The Center notes that, while it is easy enough to understand Secretary Baker’s view that the massive internal Soviet opposition should see Gorbachev as a man with whom business can be done — as the U.S., British and other G-7 governments so palpably do — it is less obvious why such a callous, expediency-driven approach would appeal to reformers who know better.

After all, the reformers understand only too clearly that, having none of the central authorities instruments of power (the KGB, the military, the economic levers and communist party cells permeating every aspect of Soviet life), their only hope for change lies with differentiating themselves morally, politically and economically. This requires that they preserve their right to strike, to demonstrate, to demand the resignation of the unelected, discredited regime and — above all — to reject the All-Union Treaty Gorbachev wishes to impose upon them.

"It would be tragic if the Baker ‘United you stand, divided you fall’ proposition were to be viewed by Gorbachev as reinforcing of his own well-known, fearmongering techniques designed to intimidate reformers into a cooperative posture," said Roger W. Robinson, Jr. a member of the Center’s Board of Advisors. "This is no time for ‘constructive ambiguity’ in U.S. and Western policy toward the Soviet Union.
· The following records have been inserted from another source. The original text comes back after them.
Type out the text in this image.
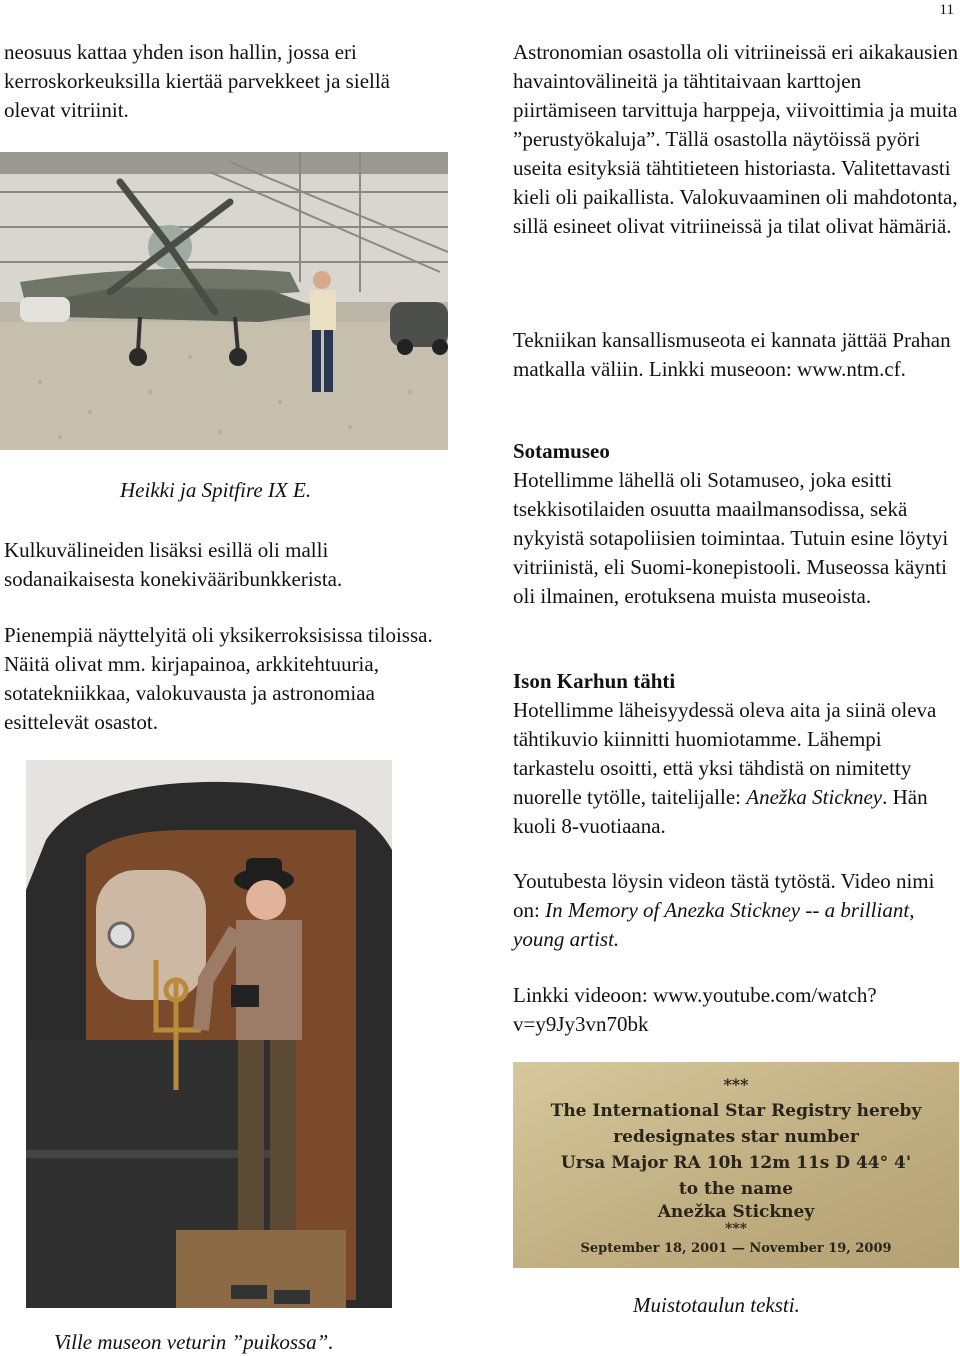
11

neosuus kattaa yhden ison hallin, jossa eri kerroskorkeuksilla kiertää parvekkeet ja siellä olevat vitriinit.

Heikki ja Spitfire IX E.

Kulkuvälineiden lisäksi esillä oli malli sodanaikaisesta konekivääribunkkerista.

Pienempiä näyttelyitä oli yksikerroksisissa tiloissa. Näitä olivat mm. kirjapainoa, arkkitehtuuria, sotatekniikkaa, valokuvausta ja astronomiaa esittelevät osastot.

Ville museon veturin ”puikossa”.

Astronomian osastolla oli vitriineissä eri aikakausien havaintovälineitä ja tähtitaivaan karttojen piirtämiseen tarvittuja harppeja, viivoittimia ja muita ”perustyökaluja”. Tällä osastolla näytöissä pyöri useita esityksiä tähtitieteen historiasta. Valitettavasti kieli oli paikallista. Valokuvaaminen oli mahdotonta, sillä esineet olivat vitriineissä ja tilat olivat hämäriä.

Tekniikan kansallismuseota ei kannata jättää Prahan matkalla väliin. Linkki museoon: www.ntm.cf.

Sotamuseo

Hotellimme lähellä oli Sotamuseo, joka esitti tsekkisotilaiden osuutta maailmansodissa, sekä nykyistä sotapoliisien toimintaa. Tutuin esine löytyi vitriinistä, eli Suomi-konepistooli. Museossa käynti oli ilmainen, erotuksena muista museoista.

Ison Karhun tähti

Hotellimme läheisyydessä oleva aita ja siinä oleva tähtikuvio kiinnitti huomiotamme. Lähempi tarkastelu osoitti, että yksi tähdistä on nimitetty nuorelle tytölle, taitelijalle: Anežka Stickney. Hän kuoli 8-vuotiaana.

Youtubesta löysin videon tästä tytöstä. Video nimi on: In Memory of Anezka Stickney -- a brilliant, young artist.

Linkki videoon: www.youtube.com/watch?v=y9Jy3vn70bk

***
The International Star Registry hereby
redesignates star number
Ursa Major RA 10h 12m 11s D 44° 4'
to the name
Anežka Stickney
***
September 18, 2001 — November 19, 2009
Muistotaulun teksti.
The United States must make clear that it stands firmly with the genuine democratic forces in the USSR — which now so clearly do not include Mikhail Gorbachev."

Frank J. Gaffney, Jr., the Center’s director, noted, "One message is in order for the genuine democrats meeting with Jim Baker tomorrow: Beware the Ides of March! They — like their counterparts in Albania and Yugoslavia — are at the threshold of a second East European revolution, what might be called ‘Liberation II.’

Gaffney added, "We must stand with those determined to achieve freedom, not the repressive central authorities equally determined to deny them their fundamental liberties. After all, even more is at stake for Western interests and world peace in this historic catharsis than was involved in 1989."